Reference no: EM133381635
Assignment:
Karen is the regional coding manager for a large healthcare organization. She is responsible for coding compliance and training for three hospitals. Karen creates a dashboard each week with the metrics from each hospital. The metrics are not only specific from each hospital, but also by patient type. This dashboard is shared weekly via e-mail with all coding staff and relevant leadership. Although there is some fluctuation from week to week, the metrics have remained relatively consistent for the past two years. Karen notices that the metrics for the past two weeks for Uptown Hospital, the large urban hospital in her region, have shown a significant change. There are large number of inpatient charts that have not been coded.
Karen also receives the results of a recent coding audit for that facility. The audit reveals a coding quality issue with the inpatient coding. Karen contact Sue, the coding manager at Uptown Hospital, to determine the cause of the resent changes. Sue informs Karen that one of the inpatient coders went on maternity leave three weeks ago and another had surgery two weeks ago and has not returned to work. In order to manage the inpatient coding backlog, Sue was having two outpatient coders fill in. These coders have much lower productivity when coding inpatient charts and are not properly trained to code this patient type.

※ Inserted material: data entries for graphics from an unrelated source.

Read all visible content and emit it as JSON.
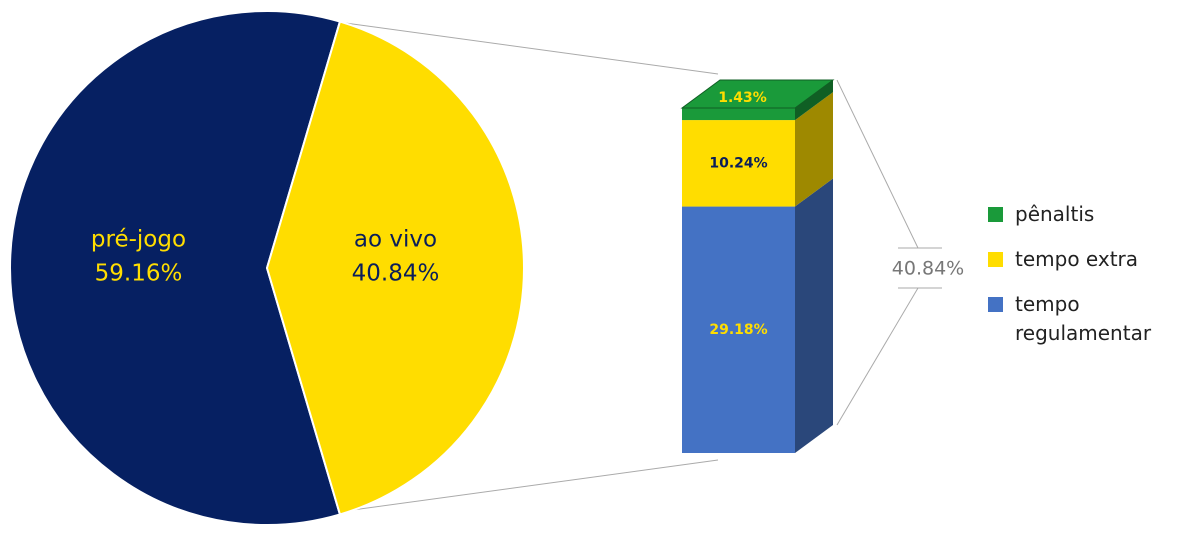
{
  "chart_data": [
    {
      "type": "pie",
      "categories": [
        "pré-jogo",
        "ao vivo"
      ],
      "values": [
        59.16,
        40.84
      ],
      "value_labels": [
        "59.16%",
        "40.84%"
      ],
      "colors": [
        "#062062",
        "#ffdd00"
      ]
    },
    {
      "type": "stacked-bar",
      "categories": [
        null
      ],
      "series": [
        {
          "name": "pênaltis",
          "color": "#1a9a3a",
          "values": [
            1.43
          ],
          "value_labels": [
            "1.43%"
          ]
        },
        {
          "name": "tempo extra",
          "color": "#ffdd00",
          "values": [
            10.24
          ],
          "value_labels": [
            "10.24%"
          ]
        },
        {
          "name": "tempo regulamentar",
          "color": "#4472c4",
          "values": [
            29.18
          ],
          "value_labels": [
            "29.18%"
          ]
        }
      ],
      "total": {
        "value": 40.84,
        "label": "40.84%"
      }
    }
  ]
}
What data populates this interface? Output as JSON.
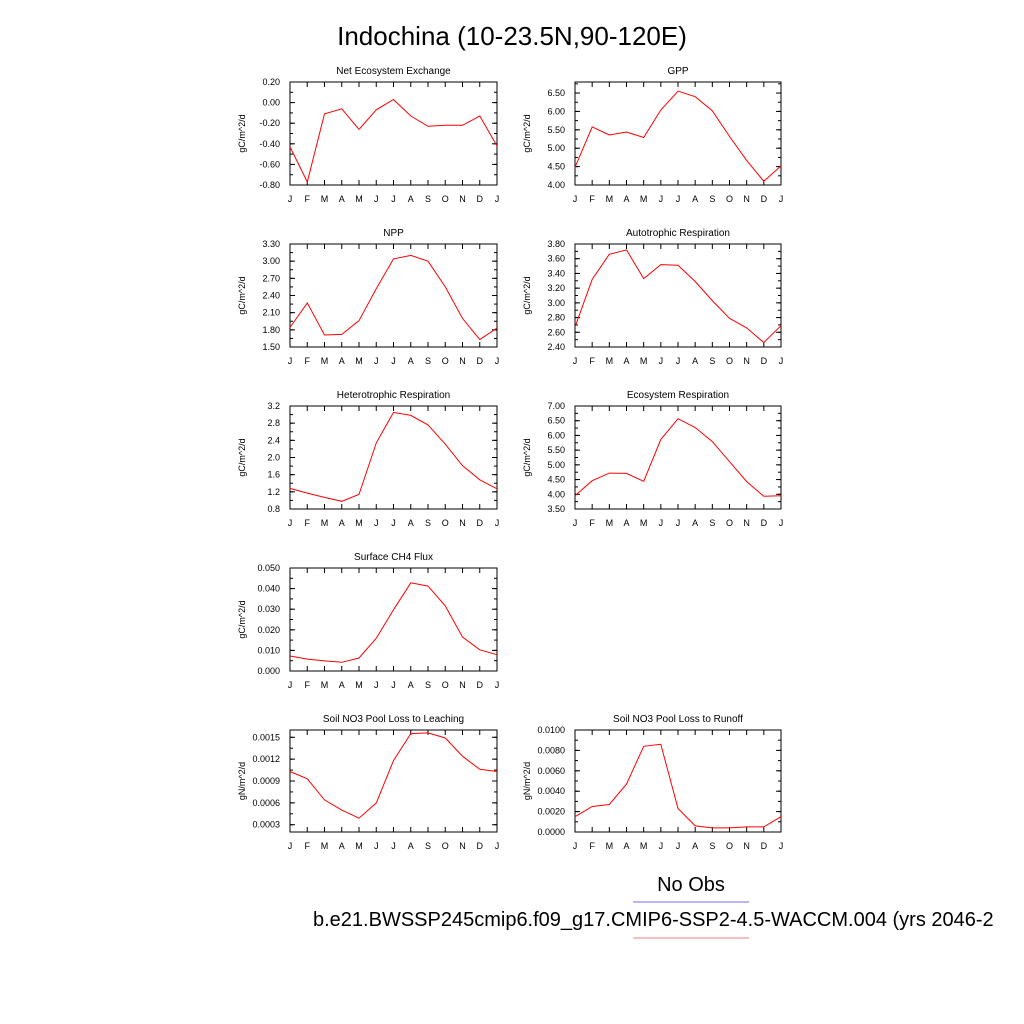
{
  "title": "Indochina (10-23.5N,90-120E)",
  "legend": {
    "entries": [
      {
        "label": "No Obs",
        "color": "#6f6fe8"
      },
      {
        "label": "b.e21.BWSSP245cmip6.f09_g17.CMIP6-SSP2-4.5-WACCM.004 (yrs 2046-2",
        "color": "#f07f7f"
      }
    ]
  },
  "colors": {
    "series": "#ff0000"
  },
  "chart_data": [
    {
      "type": "line",
      "title": "Net Ecosystem Exchange",
      "ylabel": "gC/m^2/d",
      "x": [
        "J",
        "F",
        "M",
        "A",
        "M",
        "J",
        "J",
        "A",
        "S",
        "O",
        "N",
        "D",
        "J"
      ],
      "yticks": [
        "0.20",
        "0.00",
        "-0.20",
        "-0.40",
        "-0.60",
        "-0.80"
      ],
      "ylim": [
        -0.8,
        0.2
      ],
      "values": [
        -0.43,
        -0.77,
        -0.11,
        -0.06,
        -0.26,
        -0.07,
        0.03,
        -0.13,
        -0.23,
        -0.22,
        -0.22,
        -0.13,
        -0.42
      ]
    },
    {
      "type": "line",
      "title": "GPP",
      "ylabel": "gC/m^2/d",
      "x": [
        "J",
        "F",
        "M",
        "A",
        "M",
        "J",
        "J",
        "A",
        "S",
        "O",
        "N",
        "D",
        "J"
      ],
      "yticks": [
        "6.50",
        "6.00",
        "5.50",
        "5.00",
        "4.50",
        "4.00"
      ],
      "ylim": [
        4.0,
        6.8
      ],
      "values": [
        4.48,
        5.58,
        5.36,
        5.44,
        5.29,
        6.04,
        6.55,
        6.4,
        6.02,
        5.32,
        4.67,
        4.1,
        4.52
      ]
    },
    {
      "type": "line",
      "title": "NPP",
      "ylabel": "gC/m^2/d",
      "x": [
        "J",
        "F",
        "M",
        "A",
        "M",
        "J",
        "J",
        "A",
        "S",
        "O",
        "N",
        "D",
        "J"
      ],
      "yticks": [
        "3.30",
        "3.00",
        "2.70",
        "2.40",
        "2.10",
        "1.80",
        "1.50"
      ],
      "ylim": [
        1.5,
        3.3
      ],
      "values": [
        1.84,
        2.27,
        1.71,
        1.72,
        1.96,
        2.52,
        3.04,
        3.1,
        3.0,
        2.55,
        2.0,
        1.63,
        1.83
      ]
    },
    {
      "type": "line",
      "title": "Autotrophic Respiration",
      "ylabel": "gC/m^2/d",
      "x": [
        "J",
        "F",
        "M",
        "A",
        "M",
        "J",
        "J",
        "A",
        "S",
        "O",
        "N",
        "D",
        "J"
      ],
      "yticks": [
        "3.80",
        "3.60",
        "3.40",
        "3.20",
        "3.00",
        "2.80",
        "2.60",
        "2.40"
      ],
      "ylim": [
        2.4,
        3.8
      ],
      "values": [
        2.67,
        3.32,
        3.66,
        3.72,
        3.33,
        3.52,
        3.51,
        3.29,
        3.03,
        2.79,
        2.66,
        2.46,
        2.69
      ]
    },
    {
      "type": "line",
      "title": "Heterotrophic Respiration",
      "ylabel": "gC/m^2/d",
      "x": [
        "J",
        "F",
        "M",
        "A",
        "M",
        "J",
        "J",
        "A",
        "S",
        "O",
        "N",
        "D",
        "J"
      ],
      "yticks": [
        "3.2",
        "2.8",
        "2.4",
        "2.0",
        "1.6",
        "1.2",
        "0.8"
      ],
      "ylim": [
        0.8,
        3.2
      ],
      "values": [
        1.28,
        1.17,
        1.07,
        0.98,
        1.14,
        2.34,
        3.05,
        2.98,
        2.76,
        2.31,
        1.81,
        1.48,
        1.27
      ]
    },
    {
      "type": "line",
      "title": "Ecosystem Respiration",
      "ylabel": "gC/m^2/d",
      "x": [
        "J",
        "F",
        "M",
        "A",
        "M",
        "J",
        "J",
        "A",
        "S",
        "O",
        "N",
        "D",
        "J"
      ],
      "yticks": [
        "7.00",
        "6.50",
        "6.00",
        "5.50",
        "5.00",
        "4.50",
        "4.00",
        "3.50"
      ],
      "ylim": [
        3.5,
        7.0
      ],
      "values": [
        3.95,
        4.46,
        4.72,
        4.71,
        4.44,
        5.86,
        6.57,
        6.27,
        5.79,
        5.11,
        4.43,
        3.93,
        3.95
      ]
    },
    {
      "type": "line",
      "title": "Surface CH4 Flux",
      "ylabel": "gC/m^2/d",
      "x": [
        "J",
        "F",
        "M",
        "A",
        "M",
        "J",
        "J",
        "A",
        "S",
        "O",
        "N",
        "D",
        "J"
      ],
      "yticks": [
        "0.050",
        "0.040",
        "0.030",
        "0.020",
        "0.010",
        "0.000"
      ],
      "ylim": [
        0.0,
        0.05
      ],
      "values": [
        0.0073,
        0.0058,
        0.0049,
        0.0042,
        0.0063,
        0.0159,
        0.0297,
        0.0428,
        0.0412,
        0.0316,
        0.0165,
        0.0103,
        0.0079
      ]
    },
    {
      "type": "line",
      "title": "Soil NO3 Pool Loss to Leaching",
      "ylabel": "gN/m^2/d",
      "x": [
        "J",
        "F",
        "M",
        "A",
        "M",
        "J",
        "J",
        "A",
        "S",
        "O",
        "N",
        "D",
        "J"
      ],
      "yticks": [
        "0.0015",
        "0.0012",
        "0.0009",
        "0.0006",
        "0.0003"
      ],
      "ylim": [
        0.0002,
        0.0016
      ],
      "values": [
        0.00103,
        0.00093,
        0.00064,
        0.0005,
        0.00039,
        0.0006,
        0.00118,
        0.00155,
        0.00156,
        0.00149,
        0.00124,
        0.00106,
        0.00103
      ]
    },
    {
      "type": "line",
      "title": "Soil NO3 Pool Loss to Runoff",
      "ylabel": "gN/m^2/d",
      "x": [
        "J",
        "F",
        "M",
        "A",
        "M",
        "J",
        "J",
        "A",
        "S",
        "O",
        "N",
        "D",
        "J"
      ],
      "yticks": [
        "0.0100",
        "0.0080",
        "0.0060",
        "0.0040",
        "0.0020",
        "0.0000"
      ],
      "ylim": [
        0.0,
        0.01
      ],
      "values": [
        0.0015,
        0.0025,
        0.0027,
        0.0047,
        0.0084,
        0.0086,
        0.0023,
        0.0006,
        0.0004,
        0.0004,
        0.0005,
        0.0005,
        0.0015
      ]
    }
  ]
}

These coders' charts were the primary problem in the recent coding audit for inpatient coding. Karen knows from her weekly metrics that the other two facilities are current (up-to-date) on inpatient coding. Karen and Sue brainstormed possible solutions. In an attempt to resolve the problem and formulate a better solution, Karen makes arrangements for inpatient coders at the two other facilities to code charts for Uptown Hospital until their inpatient staffing returns to previous levels. This is possible due to the organization's EHR. Karen monitors that dashboard and coding audits for performance and quality and is pleased with the problem's solution
1.) What possible brainstorming activities would Karen and Sue have engaged in to formulate their solution to the coding backlog? Provide a rationale as to why you would choose that technique.
2.) Although the current problem has resolved, what is one way that they could prevent this problem from occurring in the future?
3.) What tools can Karen use to create her weekly dashboard of hospital coding metrics?